A few months ago, one of my friends who is a prolific artist himself had had an image generation module trained on specifically his data, so it would spit out images that look specifically like he drew them. This was done against his will, without his consent, and any apparent consideration for his own feelings. Some bloke just randomly decided "well I like your work, but honestly I hate you. Your dumbass is too slow and you don't even draw the characters I like, so I've trained this robot to replace you. You're obsolete now, anything worthwhile you've ever added to the world has been separated from you and made replicable, so you can just get fucked and die now, lol." Feels great to have people try to rip the "result" part out of you, so they don't have to feel inconvenienced by the minor annoyance that you're a living being with wants and needs.

In a way, I count myself lucky than I'm too shitty and inconsistent of an artist to have the same recognition factor he does. It means it hasn't happened to me yet. I don't know what I would do if it did.

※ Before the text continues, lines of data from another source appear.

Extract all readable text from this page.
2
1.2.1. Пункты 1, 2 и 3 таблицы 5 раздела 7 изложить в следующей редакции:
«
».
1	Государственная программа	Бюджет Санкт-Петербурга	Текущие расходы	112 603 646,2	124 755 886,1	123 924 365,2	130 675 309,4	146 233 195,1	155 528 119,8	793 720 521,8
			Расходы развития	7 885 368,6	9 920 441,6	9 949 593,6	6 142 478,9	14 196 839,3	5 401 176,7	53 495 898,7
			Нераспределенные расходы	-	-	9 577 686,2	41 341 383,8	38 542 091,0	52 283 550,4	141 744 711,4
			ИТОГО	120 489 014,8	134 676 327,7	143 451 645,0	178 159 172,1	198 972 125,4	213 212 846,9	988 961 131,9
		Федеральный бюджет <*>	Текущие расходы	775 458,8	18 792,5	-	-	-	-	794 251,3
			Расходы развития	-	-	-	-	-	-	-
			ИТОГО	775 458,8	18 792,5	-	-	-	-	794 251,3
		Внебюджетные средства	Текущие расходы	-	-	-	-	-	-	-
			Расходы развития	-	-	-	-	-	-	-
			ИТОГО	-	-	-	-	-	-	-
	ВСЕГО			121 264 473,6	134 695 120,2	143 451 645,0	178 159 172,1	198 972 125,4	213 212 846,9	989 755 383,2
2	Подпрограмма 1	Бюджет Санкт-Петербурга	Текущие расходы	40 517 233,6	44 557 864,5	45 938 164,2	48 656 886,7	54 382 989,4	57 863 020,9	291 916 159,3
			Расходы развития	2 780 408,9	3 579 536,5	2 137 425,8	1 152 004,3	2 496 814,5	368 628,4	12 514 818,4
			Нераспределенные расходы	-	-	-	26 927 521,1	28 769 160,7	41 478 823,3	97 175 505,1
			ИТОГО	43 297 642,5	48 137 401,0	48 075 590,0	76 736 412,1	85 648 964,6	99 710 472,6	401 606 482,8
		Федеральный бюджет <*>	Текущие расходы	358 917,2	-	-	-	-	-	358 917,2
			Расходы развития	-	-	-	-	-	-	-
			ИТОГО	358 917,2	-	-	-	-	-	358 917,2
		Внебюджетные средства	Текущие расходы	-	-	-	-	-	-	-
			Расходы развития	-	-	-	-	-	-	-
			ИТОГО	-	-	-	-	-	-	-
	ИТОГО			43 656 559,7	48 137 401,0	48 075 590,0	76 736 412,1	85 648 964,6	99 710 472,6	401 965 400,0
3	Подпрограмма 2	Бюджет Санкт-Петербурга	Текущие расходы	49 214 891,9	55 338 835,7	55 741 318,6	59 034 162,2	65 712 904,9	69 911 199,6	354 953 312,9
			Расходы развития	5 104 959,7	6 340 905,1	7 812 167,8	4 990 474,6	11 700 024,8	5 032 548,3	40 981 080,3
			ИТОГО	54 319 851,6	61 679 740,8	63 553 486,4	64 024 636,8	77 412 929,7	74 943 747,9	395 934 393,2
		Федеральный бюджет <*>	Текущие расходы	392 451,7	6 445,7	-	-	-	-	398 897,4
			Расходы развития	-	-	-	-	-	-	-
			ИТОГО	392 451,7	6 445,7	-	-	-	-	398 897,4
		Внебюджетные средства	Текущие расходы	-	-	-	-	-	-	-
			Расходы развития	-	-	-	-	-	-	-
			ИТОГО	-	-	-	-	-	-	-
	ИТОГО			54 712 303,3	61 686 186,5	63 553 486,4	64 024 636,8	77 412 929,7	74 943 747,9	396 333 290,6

We all have to live in this shitty, broken, depressing world that beats you down with some new atrocity that's committed in it every day, to have to stave off the realization that everything is bleak and hopeless, and none of it will get better in your rapidly-declining lifetime. Artists take these crushing feelings and try, against all sense or reason, to channel them into something productive, to give others something to maybe ease their burden a little bit, or leave a tiny mark on this world that despises them. These personal crafts are cultivated over years of their lives, often at great personal effort. I myself have been an artist for more than 15 years now. It's given me strength and kept me sane (enough) to survive to the point I am currently at.

Do you know then, how it feels to have this one recourse--the one singular means you had left to fight against this miserable downpour and retain some sense of individuality--taken from you? To have your life's work be ripped away and fed into a blender against your will, so it can be compressed and commodified? To be re-sold by corporate entities who hate you, your existence, and everything you stand for? Who would be quite happy if you just vanished but left your work and money behind?

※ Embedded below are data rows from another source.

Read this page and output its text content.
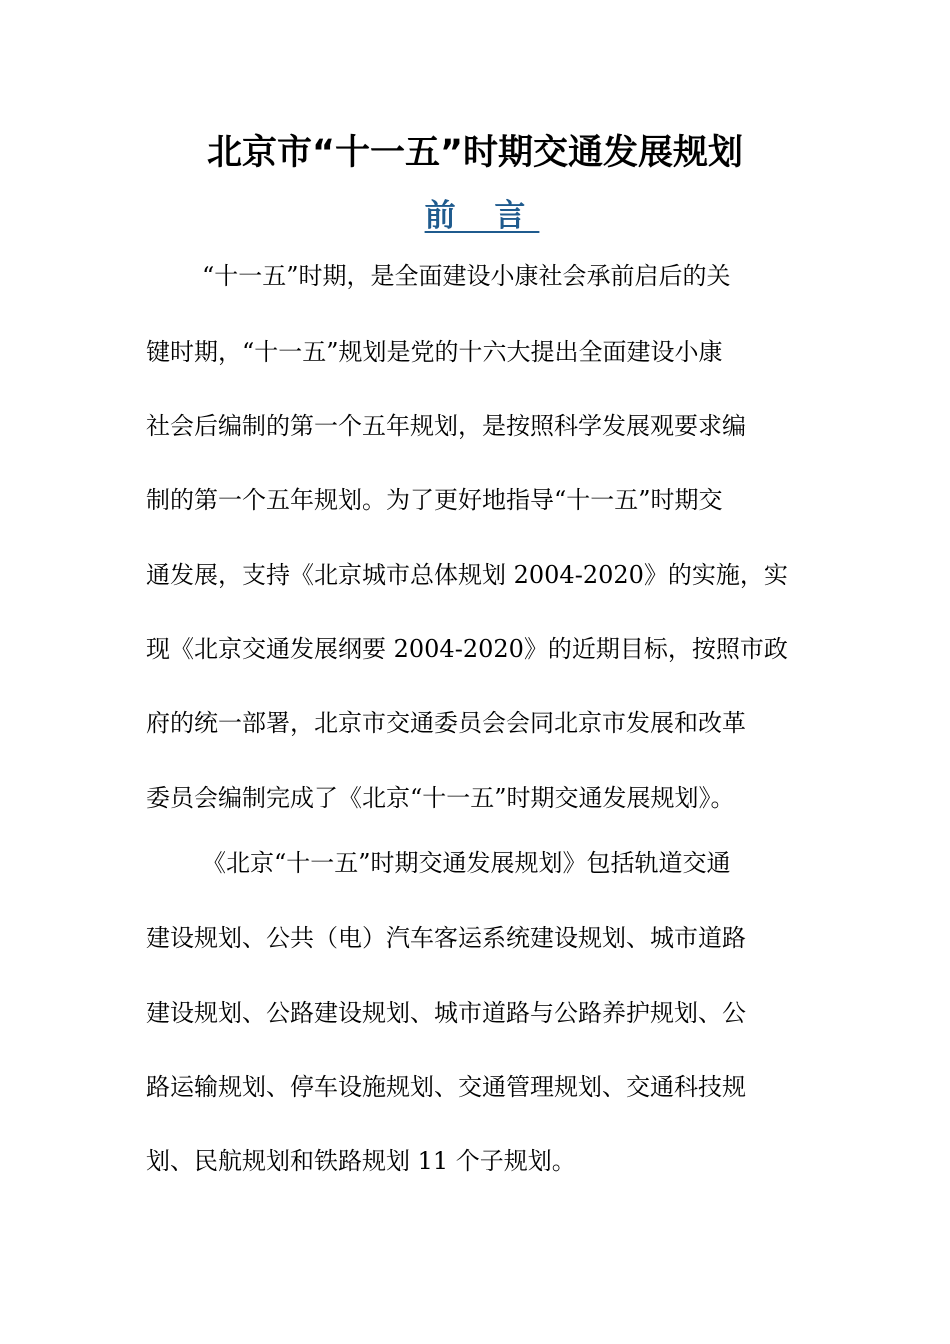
北京市“十一五”时期交通发展规划
前 言
“十一五”时期，是全面建设小康社会承前启后的关
键时期，“十一五”规划是党的十六大提出全面建设小康
社会后编制的第一个五年规划，是按照科学发展观要求编
制的第一个五年规划。为了更好地指导“十一五”时期交
通发展，支持《北京城市总体规划 2004-2020》的实施，实
现《北京交通发展纲要 2004-2020》的近期目标，按照市政
府的统一部署，北京市交通委员会会同北京市发展和改革
委员会编制完成了《北京“十一五”时期交通发展规划》。
《北京“十一五”时期交通发展规划》包括轨道交通
建设规划、公共（电）汽车客运系统建设规划、城市道路
建设规划、公路建设规划、城市道路与公路养护规划、公
路运输规划、停车设施规划、交通管理规划、交通科技规
划、民航规划和铁路规划 11 个子规划。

It's just another way to corporatize art, to devalue and dehumanize artists and spit in our faces.

It's nothing new, to be honest. The corporate process has been trying to erase us for years. It's the "product" they desire, and the "worker that makes it" is an undesirable factor slated to be excised. That contempt corporate has for artists was always real and inevitable. I just never expected them to be able to get this close to that goal, in this existentially horrifying way.

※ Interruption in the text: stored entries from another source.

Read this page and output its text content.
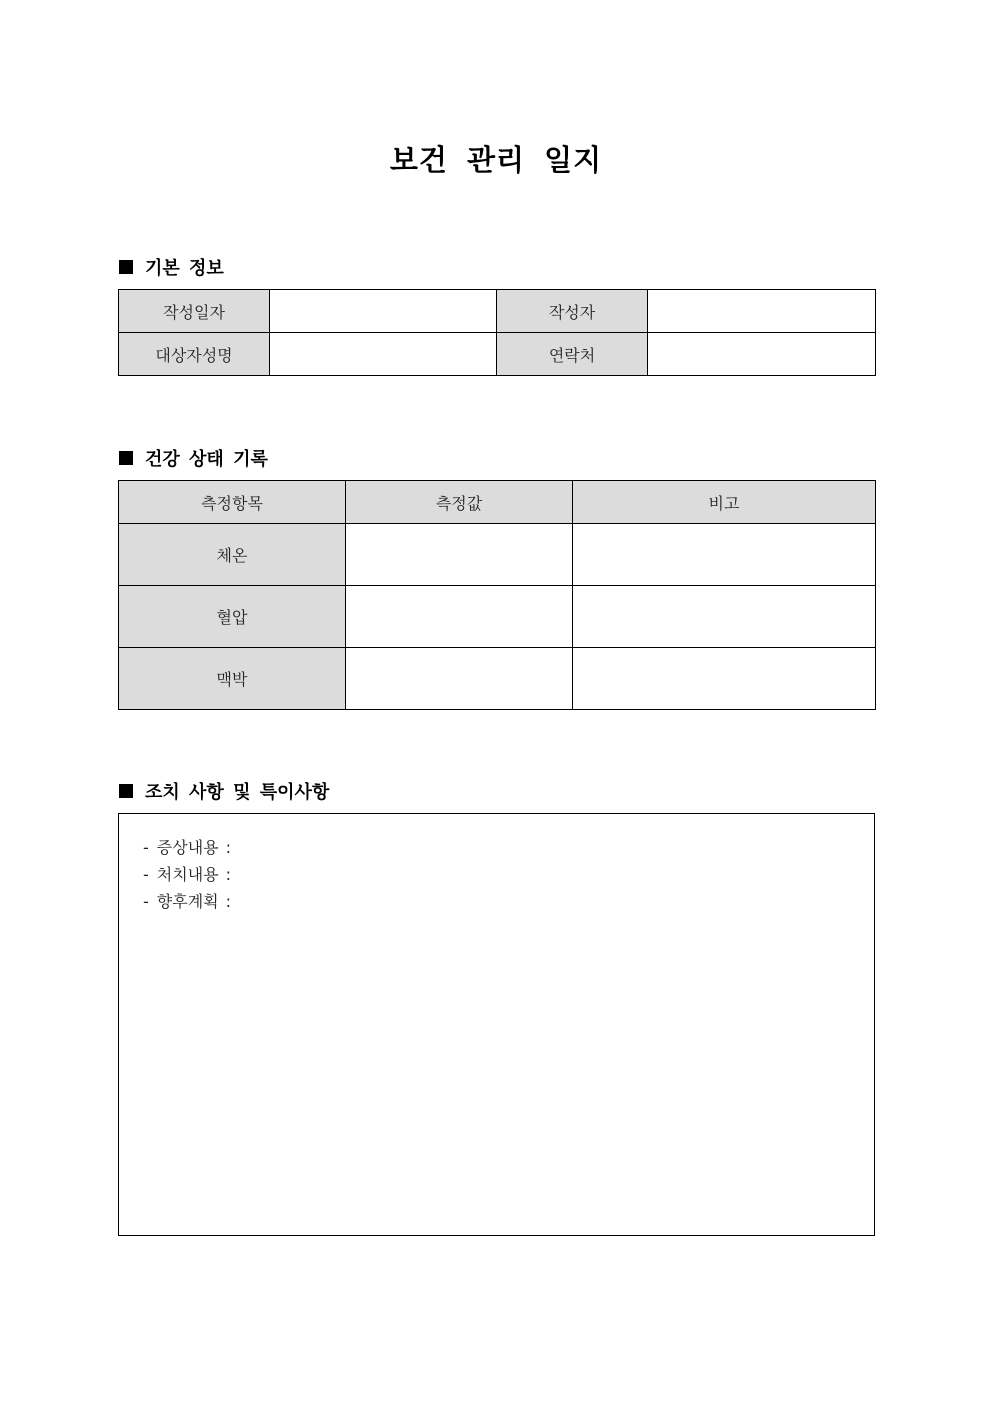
보건 관리 일지
기본 정보
작성일자		작성자	
대상자성명		연락처	
건강 상태 기록
측정항목	측정값	비고
체온		
혈압		
맥박		
조치 사항 및 특이사항
- 증상내용 :
- 처치내용 :
- 향후계획 :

That's why people do not like generative AI. They don't always realize the full extent, but on an instinctual level, they pick up just how fucked up this thing that's being done to artists is. If you want to make something, pick up a pen, or keyboard, or instrument and learn how to do it. It is not some mystical skill you need to be blessed with by a higher deity, it just requires time, persistence, and for you to put the work in.

...

But don't get me wrong. I don't "hate" people who use AI. I have contempt for the people who trained theirs unethically and continue to erase creatives and destroy their livelihoods (just as those people have contempt for me). The general end users of AI are much less of a concern for me, provided they don't act maliciously, like with the scraper who targeted my friend, or corporations who fire their creatives to save money. Like, if you want to generate some funny picture of your two favorite characters holding hands, or getting crushed by a giant egg or whatever people do nowadays, I personally don't really like it, but it's your decision to do that. Whatevs, I'll live. Just in that moment, know what you're doing and the kind of tool you're using, and be aware how and on whose broken backs it was created.